頭の中がグルグルと駆け巡っている内に…不意にズキンと後頭部が痛くなった。
「っ…!?一体なんなのよこれは…それにここは…どこ…?」
どうやら、道を間違えてしまったらしい。急いで戻らないと…
けれど、いくら道を戻っても…元の公園にたどり着くことはなかった。
「はあ…はあ…一体、どうなってるのよ…まさか、神隠しにあったとか…まさか、ね…」
呼吸が浅くなり、考えるのも億劫になる。元々、あまり長い距離を走るのは苦手だ…早く、早く…帰らないと…先輩に…
再び、後頭部に痛みが走り…私は、気を失った
「っ…いたた…ここは…?」
次に目が覚めると、私は見慣れない場所…というか、部屋の中にいた。
「やあ、お目覚めかい?」
怪しげな服を着た男が急に現れた。いや、今までそこにいたのに存在が気づかなかったと言うべきだろうか。

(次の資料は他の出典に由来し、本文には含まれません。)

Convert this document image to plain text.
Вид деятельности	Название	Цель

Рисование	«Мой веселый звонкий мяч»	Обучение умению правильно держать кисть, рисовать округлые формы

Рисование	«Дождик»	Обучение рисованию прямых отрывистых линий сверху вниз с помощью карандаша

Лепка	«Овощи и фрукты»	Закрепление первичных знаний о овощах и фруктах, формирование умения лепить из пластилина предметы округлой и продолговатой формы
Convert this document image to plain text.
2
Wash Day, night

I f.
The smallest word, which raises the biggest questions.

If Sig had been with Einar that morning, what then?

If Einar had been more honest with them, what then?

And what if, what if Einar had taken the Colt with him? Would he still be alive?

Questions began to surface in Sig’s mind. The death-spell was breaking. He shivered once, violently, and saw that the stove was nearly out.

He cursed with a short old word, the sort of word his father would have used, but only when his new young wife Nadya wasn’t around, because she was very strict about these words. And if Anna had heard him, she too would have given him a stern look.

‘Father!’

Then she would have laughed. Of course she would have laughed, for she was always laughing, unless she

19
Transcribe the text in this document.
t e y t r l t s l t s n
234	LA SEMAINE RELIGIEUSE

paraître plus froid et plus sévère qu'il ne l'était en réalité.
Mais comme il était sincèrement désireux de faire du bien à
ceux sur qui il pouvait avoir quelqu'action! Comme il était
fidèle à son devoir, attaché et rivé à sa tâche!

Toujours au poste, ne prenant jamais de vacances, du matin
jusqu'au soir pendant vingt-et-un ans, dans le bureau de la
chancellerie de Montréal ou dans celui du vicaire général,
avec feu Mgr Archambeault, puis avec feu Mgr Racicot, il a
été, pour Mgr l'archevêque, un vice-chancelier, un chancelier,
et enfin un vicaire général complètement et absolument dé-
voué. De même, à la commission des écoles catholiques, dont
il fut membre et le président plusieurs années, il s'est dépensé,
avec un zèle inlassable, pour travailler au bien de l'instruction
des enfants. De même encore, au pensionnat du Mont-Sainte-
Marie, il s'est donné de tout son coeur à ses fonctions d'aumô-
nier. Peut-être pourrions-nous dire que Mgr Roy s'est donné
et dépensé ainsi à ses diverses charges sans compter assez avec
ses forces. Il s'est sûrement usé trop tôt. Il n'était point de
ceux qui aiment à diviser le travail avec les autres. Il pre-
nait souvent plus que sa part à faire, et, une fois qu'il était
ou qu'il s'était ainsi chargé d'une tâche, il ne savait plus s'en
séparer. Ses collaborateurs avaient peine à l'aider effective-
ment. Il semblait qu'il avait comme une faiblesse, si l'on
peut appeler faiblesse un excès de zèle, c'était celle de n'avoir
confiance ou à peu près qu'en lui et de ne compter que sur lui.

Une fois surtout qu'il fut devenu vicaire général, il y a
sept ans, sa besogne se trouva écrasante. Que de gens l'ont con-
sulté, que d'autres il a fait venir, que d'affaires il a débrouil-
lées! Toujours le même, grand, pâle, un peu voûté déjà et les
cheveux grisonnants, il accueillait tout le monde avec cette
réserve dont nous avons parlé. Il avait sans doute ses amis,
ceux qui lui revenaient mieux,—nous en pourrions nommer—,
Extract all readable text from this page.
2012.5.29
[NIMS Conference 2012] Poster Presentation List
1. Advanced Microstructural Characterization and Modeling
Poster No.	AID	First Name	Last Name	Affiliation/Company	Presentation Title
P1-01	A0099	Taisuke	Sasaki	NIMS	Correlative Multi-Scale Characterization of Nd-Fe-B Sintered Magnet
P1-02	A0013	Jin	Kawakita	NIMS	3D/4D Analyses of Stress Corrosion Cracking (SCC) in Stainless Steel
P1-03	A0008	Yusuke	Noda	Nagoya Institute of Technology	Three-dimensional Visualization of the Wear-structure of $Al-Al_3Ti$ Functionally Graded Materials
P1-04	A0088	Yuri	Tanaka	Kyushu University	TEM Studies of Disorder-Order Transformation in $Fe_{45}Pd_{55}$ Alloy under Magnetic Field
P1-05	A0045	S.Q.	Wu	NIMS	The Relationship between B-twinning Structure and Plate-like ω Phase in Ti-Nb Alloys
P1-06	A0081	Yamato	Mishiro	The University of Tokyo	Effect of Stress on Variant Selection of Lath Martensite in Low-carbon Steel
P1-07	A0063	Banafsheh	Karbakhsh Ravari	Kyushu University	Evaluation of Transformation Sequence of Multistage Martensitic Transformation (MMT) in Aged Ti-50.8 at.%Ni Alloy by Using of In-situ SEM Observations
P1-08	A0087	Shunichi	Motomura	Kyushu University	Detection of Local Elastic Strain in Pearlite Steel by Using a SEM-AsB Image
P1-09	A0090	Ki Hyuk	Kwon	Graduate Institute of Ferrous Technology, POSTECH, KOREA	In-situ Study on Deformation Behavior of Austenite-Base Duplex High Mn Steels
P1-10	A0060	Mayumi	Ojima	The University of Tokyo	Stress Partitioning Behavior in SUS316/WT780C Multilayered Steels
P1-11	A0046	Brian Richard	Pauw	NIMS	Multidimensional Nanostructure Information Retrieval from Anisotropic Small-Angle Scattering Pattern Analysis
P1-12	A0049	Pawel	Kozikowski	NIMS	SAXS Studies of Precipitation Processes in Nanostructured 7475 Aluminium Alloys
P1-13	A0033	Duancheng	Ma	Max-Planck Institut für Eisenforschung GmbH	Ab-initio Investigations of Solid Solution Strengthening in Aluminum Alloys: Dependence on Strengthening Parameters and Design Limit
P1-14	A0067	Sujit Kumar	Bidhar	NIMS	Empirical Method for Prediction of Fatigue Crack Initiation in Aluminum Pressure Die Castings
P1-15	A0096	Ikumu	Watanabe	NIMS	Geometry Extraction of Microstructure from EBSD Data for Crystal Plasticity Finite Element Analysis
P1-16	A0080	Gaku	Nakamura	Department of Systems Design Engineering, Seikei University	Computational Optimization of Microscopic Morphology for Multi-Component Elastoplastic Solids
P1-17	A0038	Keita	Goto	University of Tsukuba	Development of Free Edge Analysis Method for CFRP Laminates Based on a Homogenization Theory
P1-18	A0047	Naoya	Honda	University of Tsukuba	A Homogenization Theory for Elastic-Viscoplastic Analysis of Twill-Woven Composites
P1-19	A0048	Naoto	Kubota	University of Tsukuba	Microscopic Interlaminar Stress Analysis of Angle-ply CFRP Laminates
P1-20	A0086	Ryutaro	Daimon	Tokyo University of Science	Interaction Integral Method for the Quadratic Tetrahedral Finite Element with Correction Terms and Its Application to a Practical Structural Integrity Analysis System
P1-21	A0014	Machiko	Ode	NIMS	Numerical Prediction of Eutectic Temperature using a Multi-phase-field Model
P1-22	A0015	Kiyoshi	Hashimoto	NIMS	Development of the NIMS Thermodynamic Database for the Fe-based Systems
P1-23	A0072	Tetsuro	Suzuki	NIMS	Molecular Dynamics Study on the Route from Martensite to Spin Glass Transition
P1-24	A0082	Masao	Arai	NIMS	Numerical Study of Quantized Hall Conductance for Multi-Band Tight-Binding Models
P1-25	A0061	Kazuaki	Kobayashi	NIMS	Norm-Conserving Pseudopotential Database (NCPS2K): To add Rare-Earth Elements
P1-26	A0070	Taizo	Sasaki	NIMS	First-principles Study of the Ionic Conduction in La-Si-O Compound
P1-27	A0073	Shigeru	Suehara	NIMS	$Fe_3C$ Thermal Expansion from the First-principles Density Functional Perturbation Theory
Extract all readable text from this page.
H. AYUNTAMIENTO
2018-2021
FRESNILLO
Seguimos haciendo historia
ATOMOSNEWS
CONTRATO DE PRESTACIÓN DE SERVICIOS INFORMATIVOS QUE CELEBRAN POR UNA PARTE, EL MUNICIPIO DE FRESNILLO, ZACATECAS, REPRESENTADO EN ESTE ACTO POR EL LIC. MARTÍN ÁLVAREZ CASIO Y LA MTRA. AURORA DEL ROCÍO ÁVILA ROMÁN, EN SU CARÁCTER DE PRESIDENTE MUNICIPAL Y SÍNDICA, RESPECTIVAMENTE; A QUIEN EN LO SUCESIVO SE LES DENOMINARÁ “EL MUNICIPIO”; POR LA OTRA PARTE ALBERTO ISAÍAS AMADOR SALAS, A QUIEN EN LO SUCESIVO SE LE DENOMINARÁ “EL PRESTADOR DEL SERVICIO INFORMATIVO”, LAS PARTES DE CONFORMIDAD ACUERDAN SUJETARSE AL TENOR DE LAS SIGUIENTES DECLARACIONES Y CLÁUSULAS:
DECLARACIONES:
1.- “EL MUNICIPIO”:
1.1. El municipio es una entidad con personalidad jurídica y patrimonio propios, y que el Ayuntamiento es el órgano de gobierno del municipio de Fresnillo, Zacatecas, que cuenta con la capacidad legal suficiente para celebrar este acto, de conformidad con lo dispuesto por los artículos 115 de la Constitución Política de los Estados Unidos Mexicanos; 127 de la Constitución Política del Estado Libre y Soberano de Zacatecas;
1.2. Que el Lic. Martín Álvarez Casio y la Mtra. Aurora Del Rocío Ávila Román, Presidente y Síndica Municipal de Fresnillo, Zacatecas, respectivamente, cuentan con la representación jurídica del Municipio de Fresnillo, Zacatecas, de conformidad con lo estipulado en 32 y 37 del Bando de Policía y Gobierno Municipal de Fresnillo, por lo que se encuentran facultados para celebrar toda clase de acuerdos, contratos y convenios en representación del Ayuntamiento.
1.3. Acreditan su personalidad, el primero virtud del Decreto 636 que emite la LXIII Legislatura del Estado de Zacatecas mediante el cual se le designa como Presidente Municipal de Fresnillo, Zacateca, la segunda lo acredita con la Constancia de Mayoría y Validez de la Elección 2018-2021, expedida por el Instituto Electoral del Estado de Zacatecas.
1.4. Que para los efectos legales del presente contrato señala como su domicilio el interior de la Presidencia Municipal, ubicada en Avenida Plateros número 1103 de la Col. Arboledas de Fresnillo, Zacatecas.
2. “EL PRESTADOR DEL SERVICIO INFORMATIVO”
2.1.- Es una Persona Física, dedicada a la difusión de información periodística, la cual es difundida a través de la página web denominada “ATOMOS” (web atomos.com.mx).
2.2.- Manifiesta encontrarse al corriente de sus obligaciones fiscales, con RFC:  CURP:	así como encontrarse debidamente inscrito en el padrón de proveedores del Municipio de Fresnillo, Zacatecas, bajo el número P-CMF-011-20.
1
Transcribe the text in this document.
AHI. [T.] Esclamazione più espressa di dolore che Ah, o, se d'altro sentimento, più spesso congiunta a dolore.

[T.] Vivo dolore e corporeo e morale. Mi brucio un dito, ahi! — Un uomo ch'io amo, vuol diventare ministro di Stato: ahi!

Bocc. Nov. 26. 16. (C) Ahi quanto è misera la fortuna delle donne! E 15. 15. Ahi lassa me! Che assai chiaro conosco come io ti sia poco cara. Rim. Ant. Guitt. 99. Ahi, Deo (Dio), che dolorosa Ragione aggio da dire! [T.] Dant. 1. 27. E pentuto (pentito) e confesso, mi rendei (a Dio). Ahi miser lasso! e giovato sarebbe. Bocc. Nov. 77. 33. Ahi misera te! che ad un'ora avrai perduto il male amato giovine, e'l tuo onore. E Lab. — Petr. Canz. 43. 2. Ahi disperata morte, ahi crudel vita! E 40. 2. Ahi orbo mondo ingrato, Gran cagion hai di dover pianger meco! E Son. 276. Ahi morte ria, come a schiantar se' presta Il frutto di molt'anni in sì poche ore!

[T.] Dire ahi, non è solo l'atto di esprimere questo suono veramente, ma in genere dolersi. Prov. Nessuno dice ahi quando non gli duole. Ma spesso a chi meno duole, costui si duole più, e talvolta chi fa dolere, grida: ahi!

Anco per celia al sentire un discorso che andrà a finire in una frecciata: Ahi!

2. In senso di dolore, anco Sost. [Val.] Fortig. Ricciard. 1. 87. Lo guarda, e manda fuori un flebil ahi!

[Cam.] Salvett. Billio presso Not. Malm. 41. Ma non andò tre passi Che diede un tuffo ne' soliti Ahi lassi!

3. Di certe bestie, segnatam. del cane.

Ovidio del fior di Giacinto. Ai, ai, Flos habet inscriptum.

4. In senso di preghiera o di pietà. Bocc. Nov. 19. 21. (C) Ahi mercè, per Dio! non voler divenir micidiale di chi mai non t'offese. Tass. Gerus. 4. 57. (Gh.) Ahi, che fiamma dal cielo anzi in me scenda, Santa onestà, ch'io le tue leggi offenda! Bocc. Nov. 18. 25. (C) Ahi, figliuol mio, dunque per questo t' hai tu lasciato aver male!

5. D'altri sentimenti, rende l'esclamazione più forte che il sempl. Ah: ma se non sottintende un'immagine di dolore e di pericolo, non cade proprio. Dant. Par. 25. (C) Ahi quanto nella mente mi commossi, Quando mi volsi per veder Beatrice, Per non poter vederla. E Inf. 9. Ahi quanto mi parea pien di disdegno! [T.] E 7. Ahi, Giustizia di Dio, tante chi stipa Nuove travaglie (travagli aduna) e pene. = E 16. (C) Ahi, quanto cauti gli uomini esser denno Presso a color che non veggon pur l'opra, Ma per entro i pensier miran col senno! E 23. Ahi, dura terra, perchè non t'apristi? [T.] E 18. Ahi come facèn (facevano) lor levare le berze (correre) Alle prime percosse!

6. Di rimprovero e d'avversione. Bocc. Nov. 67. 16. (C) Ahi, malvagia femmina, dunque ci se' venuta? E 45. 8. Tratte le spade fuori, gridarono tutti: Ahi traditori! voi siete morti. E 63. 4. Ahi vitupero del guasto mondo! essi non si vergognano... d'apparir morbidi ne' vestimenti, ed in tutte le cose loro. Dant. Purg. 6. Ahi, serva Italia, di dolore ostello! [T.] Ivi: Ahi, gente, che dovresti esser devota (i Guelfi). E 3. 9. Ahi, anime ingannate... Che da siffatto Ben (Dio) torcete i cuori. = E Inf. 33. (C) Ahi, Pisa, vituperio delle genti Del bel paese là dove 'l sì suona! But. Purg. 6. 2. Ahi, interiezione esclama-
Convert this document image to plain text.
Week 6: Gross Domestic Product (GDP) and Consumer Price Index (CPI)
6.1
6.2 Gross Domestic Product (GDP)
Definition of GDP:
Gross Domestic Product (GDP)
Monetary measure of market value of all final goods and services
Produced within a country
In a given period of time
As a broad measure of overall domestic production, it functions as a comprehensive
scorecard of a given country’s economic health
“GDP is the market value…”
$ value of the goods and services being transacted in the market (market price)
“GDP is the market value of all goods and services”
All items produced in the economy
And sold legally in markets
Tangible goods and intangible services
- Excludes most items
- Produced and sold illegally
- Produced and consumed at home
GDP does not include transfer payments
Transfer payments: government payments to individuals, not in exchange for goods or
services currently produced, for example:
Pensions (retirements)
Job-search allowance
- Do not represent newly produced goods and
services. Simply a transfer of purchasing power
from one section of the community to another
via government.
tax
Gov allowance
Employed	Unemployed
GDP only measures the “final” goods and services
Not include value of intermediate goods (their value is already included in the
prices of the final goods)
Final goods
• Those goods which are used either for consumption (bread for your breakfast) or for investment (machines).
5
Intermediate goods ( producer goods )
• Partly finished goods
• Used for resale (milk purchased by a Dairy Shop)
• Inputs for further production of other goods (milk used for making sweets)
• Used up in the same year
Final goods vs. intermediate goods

「…あなたは誰…?それと、何のつもりで私を誘拐したの…?」
「おっと、誘拐なんて人聞きの悪い。ただ僕は君を連れ戻しに来ただけだよ。」
連れ戻す…?一体どこに、私には学校がある、家にお父さんもいる。それなのにどこに…
「何を言ってるんだって言いたそうな顔をしているね。いいよ、教えてあげる。君は…君と母親はこの世界にいてはならない人なんだ。」
「え…?何を言ってるの…この世界にいてはならないとか…もしかして、私を始末しに来た殺し屋、とか…?」
「違う違う、僕は神様さ。君の母親は何かの間違いでこの世界に来た。そして、こっちの世界の人間と結ばれ、君を身籠った。それだけなら良かった。魔法を使わなければ一般人と同じだからね。けど、君の母親は君を救うために魔法を使ってしまった。だから、元の世界に帰ることになった。」
「ちょ、ちょっと待って!そんないっぺんに言われても頭が追いつかない…!つまり、魔法を使わなければこの世界にいてもいいってことよね…私は魔法なんて…あ…」
つまり、サッカーボールが破れたのは…魔法だったということだ。まさか、そんなことが…
「その様子だと、気付いたようだね。そうさ、君はその女性の子供。魔力が宿っていても何もおかしくはない。さあ、元の世界に帰ってもらうよ。
「元の世界ってどこへ…!?そ、それに…お父さんや学校の人はどうするの!?」
お父さんを独りになんて出来ない。そう思い、私は神様と名乗る男に尋ねた。
「君は死んだことになるよ。つまり、君の父親は一人ぼっちだ。これが、異世界の人と関わるってことなんだ。」
「そんなのって…!そんなのあんまりじゃない!お父さんはお母さんがいなくなっても頑張って私を育ててくれたのに!」
「うるさいな…君はもうすぐ向こうの世界に行く。こちらの世界のことは全て忘れるんだ。一応、向こうの世界で会話できるようにしてあるから、それじゃあ…戻ろうか。」